Experimental studies of microstructural evolution in mixed cationic/anionic surfactant systems

Various aqueous mixtures of the oppositely charged surfactants combine to form vesicles at a certain mixing ratio. The evolution of aggregate microstructures as well as the dynamics of the formation of vesicles starting with different surfactant pairs of aqueous solutions based on compositions, different molecular structures, tail lengths and addition of monovalent salt has been investigated.; The growth of the aggregates during the first two hours after mixing, measured by dynamic light scattering, was found to be sensitive to compositions, tail structures and tail lengths of surfactant pairs, but not to addition of monovalent salt.; The morphology of intermediate state aggregates are directly identified using cryogenic transmission electron microscopy. For aqueous solutions of CTAB/SOS and DTAB/SDS, the small vesicles and disks are observed.

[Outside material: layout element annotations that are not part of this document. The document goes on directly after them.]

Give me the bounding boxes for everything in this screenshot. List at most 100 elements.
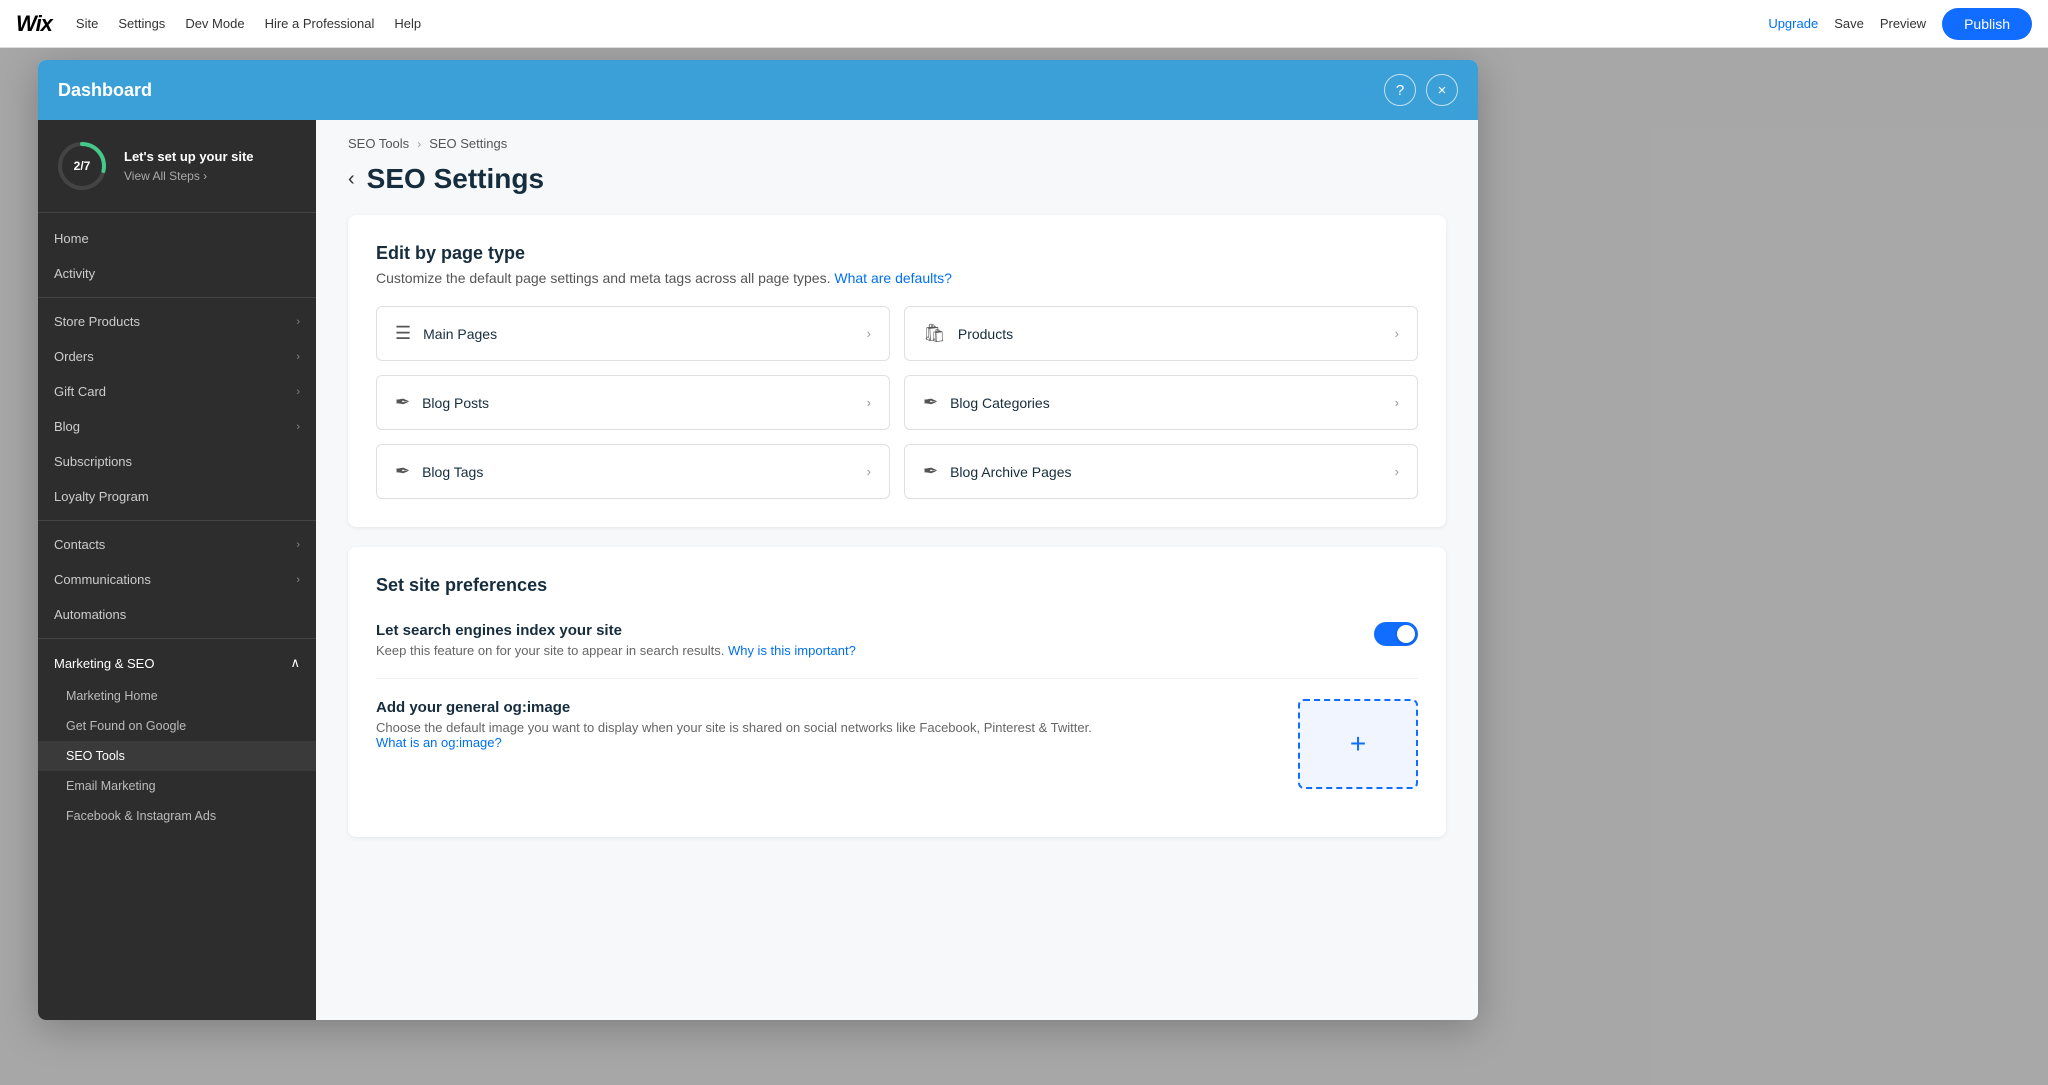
sidebar-item-contacts[interactable]: Contacts ›	[38, 527, 316, 562]
sidebar-item-automations[interactable]: Automations	[38, 597, 316, 632]
top-bar: Wix Site Settings Dev Mode Hire a Profes…	[0, 0, 2048, 48]
what-are-defaults-link[interactable]: What are defaults?	[834, 270, 952, 286]
sidebar-item-store-products[interactable]: Store Products ›	[38, 304, 316, 339]
site-preferences-card: Set site preferences Let search engines …	[348, 547, 1446, 837]
page-type-blog-posts[interactable]: ✒ Blog Posts ›	[376, 375, 890, 430]
edit-page-type-title: Edit by page type	[376, 243, 1418, 264]
blog-categories-icon: ✒	[923, 392, 938, 413]
blog-tags-label: Blog Tags	[422, 464, 483, 480]
chevron-right-icon: ›	[296, 316, 300, 328]
chevron-up-icon: ∧	[290, 655, 300, 671]
main-content: SEO Tools › SEO Settings ‹ SEO Settings …	[316, 120, 1478, 1020]
edit-by-page-type-card: Edit by page type Customize the default …	[348, 215, 1446, 527]
page-type-grid: ☰ Main Pages › 🛍 Products ›	[376, 306, 1418, 499]
sidebar-item-loyalty-program[interactable]: Loyalty Program	[38, 479, 316, 514]
sidebar-item-blog[interactable]: Blog ›	[38, 409, 316, 444]
sidebar-divider-2	[38, 520, 316, 521]
chevron-right-icon: ›	[1395, 395, 1399, 410]
upgrade-button[interactable]: Upgrade	[1768, 16, 1818, 31]
close-button[interactable]: ×	[1426, 74, 1458, 106]
nav-dev-mode[interactable]: Dev Mode	[185, 16, 244, 31]
header-actions: ? ×	[1384, 74, 1458, 106]
publish-button[interactable]: Publish	[1942, 8, 2032, 40]
sidebar-sub-facebook-instagram[interactable]: Facebook & Instagram Ads	[38, 801, 316, 831]
page-type-products[interactable]: 🛍 Products ›	[904, 306, 1418, 361]
progress-section: 2/7 Let's set up your site View All Step…	[38, 120, 316, 213]
progress-info: Let's set up your site View All Steps ›	[124, 149, 254, 184]
sidebar-item-gift-card[interactable]: Gift Card ›	[38, 374, 316, 409]
dashboard-body: 2/7 Let's set up your site View All Step…	[38, 120, 1478, 1020]
why-important-link[interactable]: Why is this important?	[728, 643, 856, 658]
sidebar-nav: Home Activity Store Products › Orders ›	[38, 213, 316, 839]
nav-site[interactable]: Site	[76, 16, 98, 31]
blog-archive-label: Blog Archive Pages	[950, 464, 1071, 480]
products-label: Products	[958, 326, 1013, 342]
sidebar-item-subscriptions[interactable]: Subscriptions	[38, 444, 316, 479]
blog-posts-label: Blog Posts	[422, 395, 489, 411]
index-toggle[interactable]	[1374, 622, 1418, 646]
page-type-main-pages[interactable]: ☰ Main Pages ›	[376, 306, 890, 361]
chevron-right-icon: ›	[296, 574, 300, 586]
help-button[interactable]: ?	[1384, 74, 1416, 106]
progress-text: 2/7	[74, 159, 91, 173]
sidebar-item-home[interactable]: Home	[38, 221, 316, 256]
preview-button[interactable]: Preview	[1880, 16, 1926, 31]
dashboard-title: Dashboard	[58, 80, 152, 101]
sidebar-item-orders[interactable]: Orders ›	[38, 339, 316, 374]
nav-hire[interactable]: Hire a Professional	[265, 16, 375, 31]
sidebar-sub-marketing-home[interactable]: Marketing Home	[38, 681, 316, 711]
og-image-link[interactable]: What is an og:image?	[376, 735, 502, 750]
top-bar-actions: Upgrade Save Preview Publish	[1768, 8, 2032, 40]
page-type-blog-categories[interactable]: ✒ Blog Categories ›	[904, 375, 1418, 430]
sidebar-sub-seo-tools[interactable]: SEO Tools	[38, 741, 316, 771]
chevron-right-icon: ›	[867, 464, 871, 479]
index-preference-item: Let search engines index your site Keep …	[376, 602, 1418, 679]
nav-help[interactable]: Help	[394, 16, 421, 31]
site-preferences-title: Set site preferences	[376, 575, 1418, 596]
marketing-seo-label: Marketing & SEO	[54, 656, 154, 671]
chevron-right-icon: ›	[867, 326, 871, 341]
sidebar-item-marketing-seo[interactable]: Marketing & SEO ∧	[38, 645, 316, 681]
breadcrumb: SEO Tools › SEO Settings	[316, 120, 1478, 159]
edit-page-type-subtitle: Customize the default page settings and …	[376, 270, 1418, 286]
back-button[interactable]: ‹	[348, 168, 355, 191]
nav-links: Site Settings Dev Mode Hire a Profession…	[76, 16, 1768, 31]
view-all-steps[interactable]: View All Steps ›	[124, 169, 254, 183]
og-image-desc: Choose the default image you want to dis…	[376, 720, 1278, 750]
page-title: SEO Settings	[367, 163, 544, 195]
chevron-right-icon: ›	[296, 539, 300, 551]
plus-icon: +	[1350, 728, 1366, 760]
sidebar-divider-1	[38, 297, 316, 298]
og-image-upload[interactable]: +	[1298, 699, 1418, 789]
chevron-right-icon: ›	[867, 395, 871, 410]
chevron-right-icon: ›	[296, 351, 300, 363]
page-type-blog-tags[interactable]: ✒ Blog Tags ›	[376, 444, 890, 499]
blog-tags-icon: ✒	[395, 461, 410, 482]
main-pages-label: Main Pages	[423, 326, 497, 342]
sidebar-sub-get-found-google[interactable]: Get Found on Google	[38, 711, 316, 741]
index-pref-desc: Keep this feature on for your site to ap…	[376, 643, 1358, 658]
blog-archive-icon: ✒	[923, 461, 938, 482]
nav-settings[interactable]: Settings	[118, 16, 165, 31]
breadcrumb-seo-tools[interactable]: SEO Tools	[348, 136, 409, 151]
main-pages-icon: ☰	[395, 323, 411, 344]
page-type-blog-archive[interactable]: ✒ Blog Archive Pages ›	[904, 444, 1418, 499]
setup-title: Let's set up your site	[124, 149, 254, 166]
breadcrumb-separator: ›	[417, 137, 421, 151]
blog-posts-icon: ✒	[395, 392, 410, 413]
og-image-title: Add your general og:image	[376, 699, 1278, 716]
page-title-bar: ‹ SEO Settings	[316, 159, 1478, 215]
chevron-right-icon: ›	[1395, 326, 1399, 341]
wix-logo: Wix	[16, 11, 52, 37]
sidebar-sub-email-marketing[interactable]: Email Marketing	[38, 771, 316, 801]
save-button[interactable]: Save	[1834, 16, 1864, 31]
index-pref-title: Let search engines index your site	[376, 622, 1358, 639]
chevron-right-icon: ›	[1395, 464, 1399, 479]
sidebar-item-activity[interactable]: Activity	[38, 256, 316, 291]
sidebar-item-communications[interactable]: Communications ›	[38, 562, 316, 597]
sidebar-divider-3	[38, 638, 316, 639]
breadcrumb-seo-settings[interactable]: SEO Settings	[429, 136, 507, 151]
chevron-right-icon: ›	[296, 386, 300, 398]
content-area: Edit by page type Customize the default …	[316, 215, 1478, 889]
dashboard-header: Dashboard ? ×	[38, 60, 1478, 120]
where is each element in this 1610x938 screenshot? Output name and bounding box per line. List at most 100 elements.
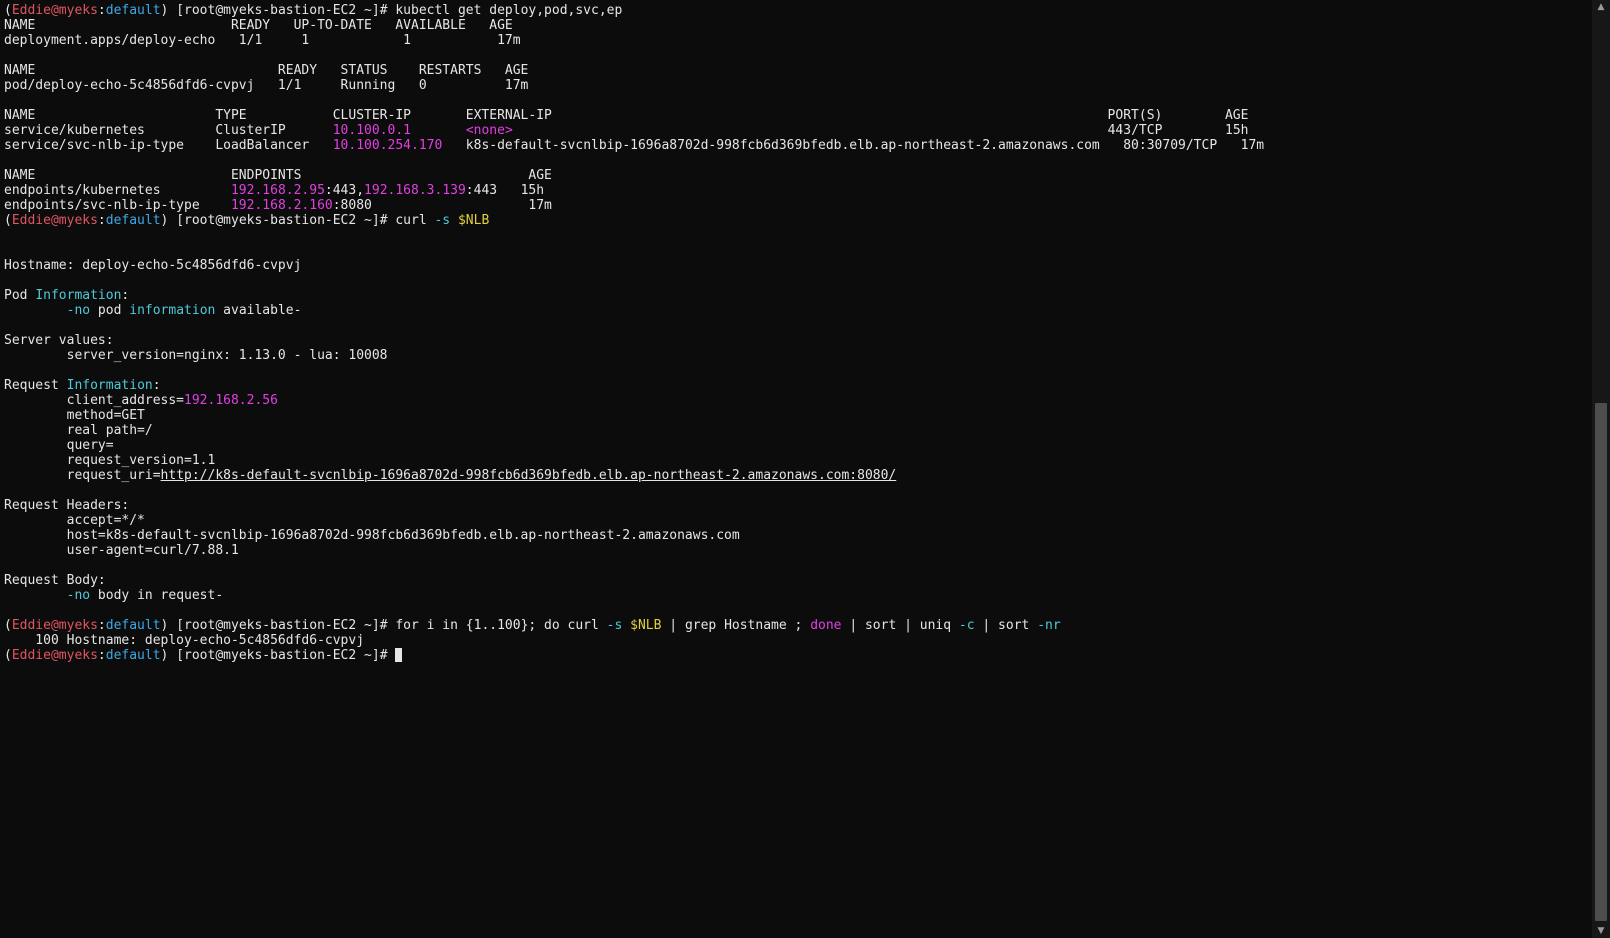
terminal-text: | sort <box>974 618 1038 633</box>
terminal-text: Request Body: <box>4 573 106 588</box>
terminal-line: query= <box>4 438 1592 453</box>
terminal-line: client_address=192.168.2.56 <box>4 393 1592 408</box>
terminal-line: pod/deploy-echo-5c4856dfd6-cvpvj 1/1 Run… <box>4 78 1592 93</box>
terminal-line: method=GET <box>4 408 1592 423</box>
terminal-text: ) [root@myeks-bastion-EC2 ~]# <box>160 648 396 663</box>
terminal-text: : <box>121 288 130 303</box>
terminal-text: Eddie@myeks <box>11 3 98 18</box>
terminal-text: | sort | uniq <box>841 618 959 633</box>
terminal-text: service/svc-nlb-ip-type LoadBalancer <box>4 138 333 153</box>
request-uri-link[interactable]: http://k8s-default-svcnlbip-1696a8702d-9… <box>161 468 897 483</box>
scroll-thumb[interactable] <box>1595 403 1607 921</box>
terminal-text: 443/TCP 15h <box>512 123 1249 138</box>
terminal-text: method=GET <box>4 408 145 423</box>
terminal-text: ( <box>4 618 12 633</box>
terminal-text: default <box>105 618 161 633</box>
terminal-text: user-agent=curl/7.88.1 <box>4 543 239 558</box>
terminal-text: ( <box>4 648 12 663</box>
terminal-text: 100 Hostname: deploy-echo-5c4856dfd6-cvp… <box>4 633 365 648</box>
terminal-line: Request Body: <box>4 573 1592 588</box>
terminal-text: $NLB <box>630 618 662 633</box>
terminal-line: (Eddie@myeks:default) [root@myeks-bastio… <box>4 618 1592 633</box>
terminal-text: endpoints/svc-nlb-ip-type <box>4 198 231 213</box>
vertical-scrollbar[interactable]: ▲ ▼ <box>1592 0 1610 938</box>
terminal-text: ( <box>4 213 12 228</box>
terminal-text: Pod <box>4 288 36 303</box>
terminal-text: Eddie@myeks <box>11 618 98 633</box>
terminal-line: NAME TYPE CLUSTER-IP EXTERNAL-IP PORT(S)… <box>4 108 1592 123</box>
scroll-down-arrow-icon[interactable]: ▼ <box>1592 924 1610 938</box>
terminal-text: NAME READY UP-TO-DATE AVAILABLE AGE <box>4 18 513 33</box>
terminal-text: 192.168.2.160 <box>230 198 333 213</box>
terminal-text: -s <box>606 618 623 633</box>
terminal-text: deployment.apps/deploy-echo 1/1 1 1 17m <box>4 33 521 48</box>
terminal-text: Request Headers: <box>4 498 130 513</box>
terminal-text: :443 15h <box>465 183 545 198</box>
terminal-text: default <box>105 213 161 228</box>
terminal-text: k8s-default-svcnlbip-1696a8702d-998fcb6d… <box>442 138 1265 153</box>
terminal-text: -nr <box>1037 618 1061 633</box>
terminal-text: accept=*/* <box>4 513 145 528</box>
terminal-line: accept=*/* <box>4 513 1592 528</box>
terminal-text: ) [root@myeks-bastion-EC2 ~]# curl <box>160 213 435 228</box>
terminal-window[interactable]: (Eddie@myeks:default) [root@myeks-bastio… <box>0 0 1592 938</box>
terminal-line: NAME READY UP-TO-DATE AVAILABLE AGE <box>4 18 1592 33</box>
terminal-line: (Eddie@myeks:default) [root@myeks-bastio… <box>4 648 1592 663</box>
terminal-text: 192.168.3.139 <box>364 183 466 198</box>
terminal-text: :443, <box>324 183 365 198</box>
terminal-text: server_version=nginx: 1.13.0 - lua: 1000… <box>4 348 388 363</box>
scroll-up-arrow-icon[interactable]: ▲ <box>1592 0 1610 14</box>
terminal-line: -no pod information available- <box>4 303 1592 318</box>
terminal-text: request_uri= <box>4 468 161 483</box>
terminal-text: :8080 17m <box>332 198 552 213</box>
terminal-text: endpoints/kubernetes <box>4 183 231 198</box>
terminal-text: Request <box>4 378 67 393</box>
terminal-line: host=k8s-default-svcnlbip-1696a8702d-998… <box>4 528 1592 543</box>
terminal-line: endpoints/svc-nlb-ip-type 192.168.2.160:… <box>4 198 1592 213</box>
terminal-line: request_version=1.1 <box>4 453 1592 468</box>
terminal-text: client_address= <box>4 393 185 408</box>
terminal-line: endpoints/kubernetes 192.168.2.95:443,19… <box>4 183 1592 198</box>
terminal-line: NAME READY STATUS RESTARTS AGE <box>4 63 1592 78</box>
terminal-line: service/kubernetes ClusterIP 10.100.0.1 … <box>4 123 1592 138</box>
terminal-line: 100 Hostname: deploy-echo-5c4856dfd6-cvp… <box>4 633 1592 648</box>
terminal-line: Request Headers: <box>4 498 1592 513</box>
terminal-text: information <box>129 303 216 318</box>
terminal-text: ) [root@myeks-bastion-EC2 ~]# for i in {… <box>160 618 607 633</box>
terminal-text: pod <box>90 303 130 318</box>
terminal-text: : <box>97 3 106 18</box>
terminal-line: user-agent=curl/7.88.1 <box>4 543 1592 558</box>
terminal-line: Hostname: deploy-echo-5c4856dfd6-cvpvj <box>4 258 1592 273</box>
terminal-text: -no <box>66 588 91 603</box>
terminal-output[interactable]: (Eddie@myeks:default) [root@myeks-bastio… <box>0 0 1592 663</box>
terminal-text: request_version=1.1 <box>4 453 216 468</box>
terminal-line: real path=/ <box>4 423 1592 438</box>
terminal-text: 10.100.254.170 <box>332 138 443 153</box>
terminal-text: NAME ENDPOINTS AGE <box>4 168 552 183</box>
terminal-line: service/svc-nlb-ip-type LoadBalancer 10.… <box>4 138 1592 153</box>
terminal-line: request_uri=http://k8s-default-svcnlbip-… <box>4 468 1592 483</box>
terminal-text: 192.168.2.56 <box>184 393 278 408</box>
terminal-text: NAME TYPE CLUSTER-IP EXTERNAL-IP PORT(S)… <box>4 108 1249 123</box>
terminal-line: deployment.apps/deploy-echo 1/1 1 1 17m <box>4 33 1592 48</box>
terminal-text: 192.168.2.95 <box>230 183 325 198</box>
terminal-text: : <box>97 618 106 633</box>
terminal-text: Server values: <box>4 333 114 348</box>
terminal-line: Request Information: <box>4 378 1592 393</box>
terminal-text: ( <box>4 3 12 18</box>
terminal-text: Eddie@myeks <box>11 213 98 228</box>
terminal-text: ) [root@myeks-bastion-EC2 ~]# kubectl ge… <box>160 3 623 18</box>
terminal-text: NAME READY STATUS RESTARTS AGE <box>4 63 529 78</box>
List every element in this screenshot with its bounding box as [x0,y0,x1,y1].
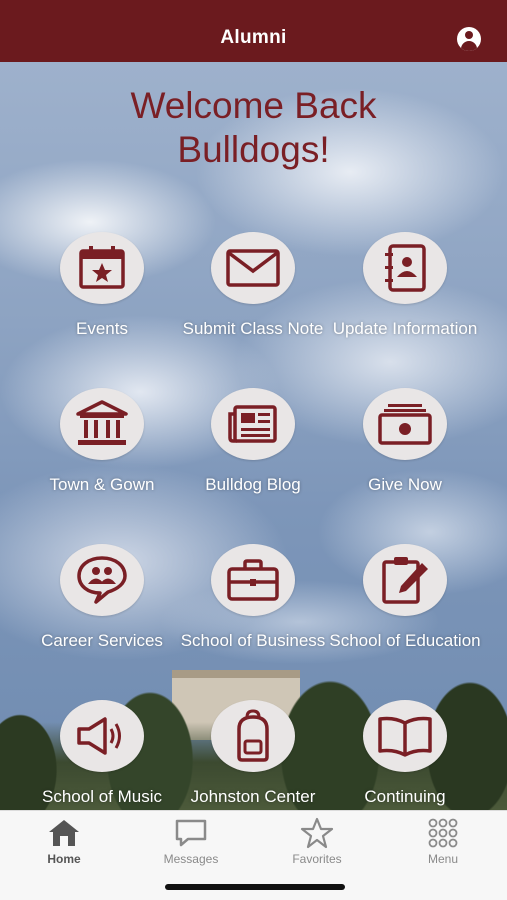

However, for aqueous solution of CTAB/HDBS, no disks are observed, indicating a fast vesiculation. The molecular architectures of surfactants influence the interplay between the bending and edge energies, resetting evolving microstructures.; The bending modulus has been estimated from the size distribution of vesicles imaged by cryo-TEM. All estimated bending rigidities for the present mixed surfactants are around the order of magnitudes of 10−21 or 10−22 J and in range of 0.04∼1.0 kT (±28%); The bending modulus depends on the structures and asymmetry of tail lengths of surfactant pairs.; With a decrease in total surfactant concentration in CTAB/SOS/water solutions, disk growth slows down and the transformation to vesicles gets delayed. For lower total surfactant concentrations, only flexible disks are found in the first two hours, while at a higher total surfactant concentration, the coexistence of disks and vesicles is observed.; With added salt, the mean diameter of initial vesicles D0 decreases by about 27% and D_eq, increases about 25%. This could be attributed to the change of ionic strength, because with addition of 0.5 wt% NaBr, Debye length decreases 20% from 10 Å to 8 Å, leading to a shorter range of the double-layer repulsion. Thus, anionic SOS monomers might penetrate cationic CTAB micelles to assemble into bilayers more easily and rapidly in early stage.